Engineering Contradictions & Design Principles
Engineering Contradiction Analysis
1Loss of information
If all fragment ions are retained for analysis, then information completeness is improved, but data complexity and processing difficulty increase
Solution Approach 1:
The patent extracts and retains only those fragment ions that provide meaningful structural information by applying intelligent thresholding algorithms. Instead of retaining all ions indiscriminately, the system identifies and extracts the subset of ions that are most relevant for structure determination, thereby maintaining information completeness while reducing data complexity.
Solution Approach 2:
The patent dynamically adjusts the intensity threshold parameter based on the specific MS/MS spectrum characteristics and structural requirements. By changing the threshold parameter adaptively rather than using a fixed value, the system optimizes the balance between retaining sufficient information and managing data complexity for each analytical context.
2Ease of operation
If traditional thresholding is applied to manage large datasets, then data processing becomes easier, but important structural information is lost
Solution Approach 1:
The patent implements feedback mechanisms where the thresholding process is guided by iterative analysis of the fragment ion patterns and their relationship to known structural motifs. The system continuously adjusts retention criteria based on feedback from structural interpretation requirements, ensuring that important structural information is preserved while maintaining manageable data volumes.
Solution Approach 2:
The patent performs preliminary classification and prioritization of fragment ions before final thresholding decisions are made. By pre-identifying ions that are likely to contain structural information based on mass-to-charge ratio patterns and intensity distributions, the system prepares the data in advance to guide subsequent thresholding, preventing loss of critical structural information.
3Measurement precision
If high skill and prior knowledge are required for fragment ion analysis, then analysis accuracy improves, but accessibility and ease of use deteriorate
Solution Approach 1:
The patent implements self-service functionality where the system automatically performs structural interpretation and mechanism determination without requiring extensive user expertise. The software autonomously analyzes fragment ion patterns, identifies structural motifs, and proposes fragmentation mechanisms, allowing users with minimal training to achieve accurate structural analysis.
Solution Approach 2:
The patent introduces an intelligent software intermediary that translates complex fragment ion data into interpretable structural information. This intermediary layer processes the raw spectral data, applies chemical knowledge rules, and presents results in an user-friendly format, bridging the gap between complex analytical data and user comprehension without requiring users to possess deep expert knowledge.
Data Source
AI summary
Correlated fragment ions of a molecule are grouped using mass spectrometry with ramps in collision energy (CE).

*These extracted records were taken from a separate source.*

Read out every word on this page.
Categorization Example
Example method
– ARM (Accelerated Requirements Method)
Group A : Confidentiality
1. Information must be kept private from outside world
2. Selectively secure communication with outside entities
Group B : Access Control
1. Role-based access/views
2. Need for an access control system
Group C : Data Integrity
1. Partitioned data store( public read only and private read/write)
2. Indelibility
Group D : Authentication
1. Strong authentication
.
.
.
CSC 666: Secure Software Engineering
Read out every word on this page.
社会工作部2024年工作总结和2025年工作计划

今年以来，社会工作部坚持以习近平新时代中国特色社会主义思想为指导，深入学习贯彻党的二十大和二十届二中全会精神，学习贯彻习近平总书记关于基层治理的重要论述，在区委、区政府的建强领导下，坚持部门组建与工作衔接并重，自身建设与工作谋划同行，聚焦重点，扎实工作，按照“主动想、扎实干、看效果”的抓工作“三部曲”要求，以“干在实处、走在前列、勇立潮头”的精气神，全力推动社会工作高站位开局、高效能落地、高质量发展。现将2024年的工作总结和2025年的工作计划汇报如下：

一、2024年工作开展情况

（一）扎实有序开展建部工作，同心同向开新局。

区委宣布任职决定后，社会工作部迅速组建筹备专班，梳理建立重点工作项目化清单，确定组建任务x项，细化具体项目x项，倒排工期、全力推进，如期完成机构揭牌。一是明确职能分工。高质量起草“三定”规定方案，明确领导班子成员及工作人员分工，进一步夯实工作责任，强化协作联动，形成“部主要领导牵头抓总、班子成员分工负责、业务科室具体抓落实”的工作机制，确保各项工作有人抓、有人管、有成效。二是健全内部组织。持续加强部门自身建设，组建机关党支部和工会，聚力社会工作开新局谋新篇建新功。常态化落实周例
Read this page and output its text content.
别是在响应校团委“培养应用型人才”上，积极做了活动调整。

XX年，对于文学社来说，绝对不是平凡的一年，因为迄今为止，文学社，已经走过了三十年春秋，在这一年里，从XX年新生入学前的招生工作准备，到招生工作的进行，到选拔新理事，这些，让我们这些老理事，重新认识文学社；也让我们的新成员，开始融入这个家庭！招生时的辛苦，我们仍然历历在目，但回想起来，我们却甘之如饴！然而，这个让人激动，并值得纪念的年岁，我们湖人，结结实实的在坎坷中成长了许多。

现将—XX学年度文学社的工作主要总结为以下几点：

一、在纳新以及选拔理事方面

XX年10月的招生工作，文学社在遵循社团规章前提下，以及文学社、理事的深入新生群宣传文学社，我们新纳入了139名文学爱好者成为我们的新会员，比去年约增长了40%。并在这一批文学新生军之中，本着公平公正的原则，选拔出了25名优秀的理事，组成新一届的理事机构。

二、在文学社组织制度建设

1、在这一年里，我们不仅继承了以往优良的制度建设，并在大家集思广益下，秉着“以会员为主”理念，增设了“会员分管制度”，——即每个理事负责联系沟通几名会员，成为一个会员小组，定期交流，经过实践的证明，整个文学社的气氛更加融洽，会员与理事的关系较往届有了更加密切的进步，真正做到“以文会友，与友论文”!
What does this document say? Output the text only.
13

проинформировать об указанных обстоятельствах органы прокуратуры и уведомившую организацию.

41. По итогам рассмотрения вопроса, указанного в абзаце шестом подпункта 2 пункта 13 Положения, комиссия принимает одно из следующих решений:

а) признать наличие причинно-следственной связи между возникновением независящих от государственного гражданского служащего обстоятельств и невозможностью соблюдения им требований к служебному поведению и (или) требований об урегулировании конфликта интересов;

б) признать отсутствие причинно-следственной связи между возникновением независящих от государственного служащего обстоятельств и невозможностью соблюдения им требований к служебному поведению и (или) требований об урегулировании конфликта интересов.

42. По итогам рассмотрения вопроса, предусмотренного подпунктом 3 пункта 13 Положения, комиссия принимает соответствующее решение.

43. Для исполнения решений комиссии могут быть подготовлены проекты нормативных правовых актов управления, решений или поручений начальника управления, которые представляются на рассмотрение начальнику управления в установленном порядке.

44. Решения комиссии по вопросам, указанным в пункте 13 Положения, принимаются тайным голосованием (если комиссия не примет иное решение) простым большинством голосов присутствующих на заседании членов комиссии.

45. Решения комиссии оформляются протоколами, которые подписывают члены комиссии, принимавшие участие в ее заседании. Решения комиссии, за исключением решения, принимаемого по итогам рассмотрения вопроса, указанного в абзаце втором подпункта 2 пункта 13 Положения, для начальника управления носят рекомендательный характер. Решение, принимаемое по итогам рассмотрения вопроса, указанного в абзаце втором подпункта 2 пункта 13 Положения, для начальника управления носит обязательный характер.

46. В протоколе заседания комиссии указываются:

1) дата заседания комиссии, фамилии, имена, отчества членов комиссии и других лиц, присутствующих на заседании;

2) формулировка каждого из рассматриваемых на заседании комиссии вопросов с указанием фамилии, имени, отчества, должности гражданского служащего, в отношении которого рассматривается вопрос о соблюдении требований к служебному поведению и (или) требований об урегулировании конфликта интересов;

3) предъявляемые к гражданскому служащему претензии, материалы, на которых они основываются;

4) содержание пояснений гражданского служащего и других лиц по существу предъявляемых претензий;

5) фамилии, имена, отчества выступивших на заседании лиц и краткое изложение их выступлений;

A known molecule is fragmented and analyzed at a plurality of different collision energies using a mass spectrometer. A plurality of variables for a plurality of fragment ions are produced. Principal component analysis is performed on the plurality of variables. A number of principal components produced by the principal component analysis is selected. A subset principal component space is created having the number of principal components. A variable in the subset principal component space is selected. A spatial angle is defined around a vector extending from an origin to the variable. A set of one or more variables within the spatial angle of the vector is selected. The set is assigned to a group, if the set includes a minimum number of variables.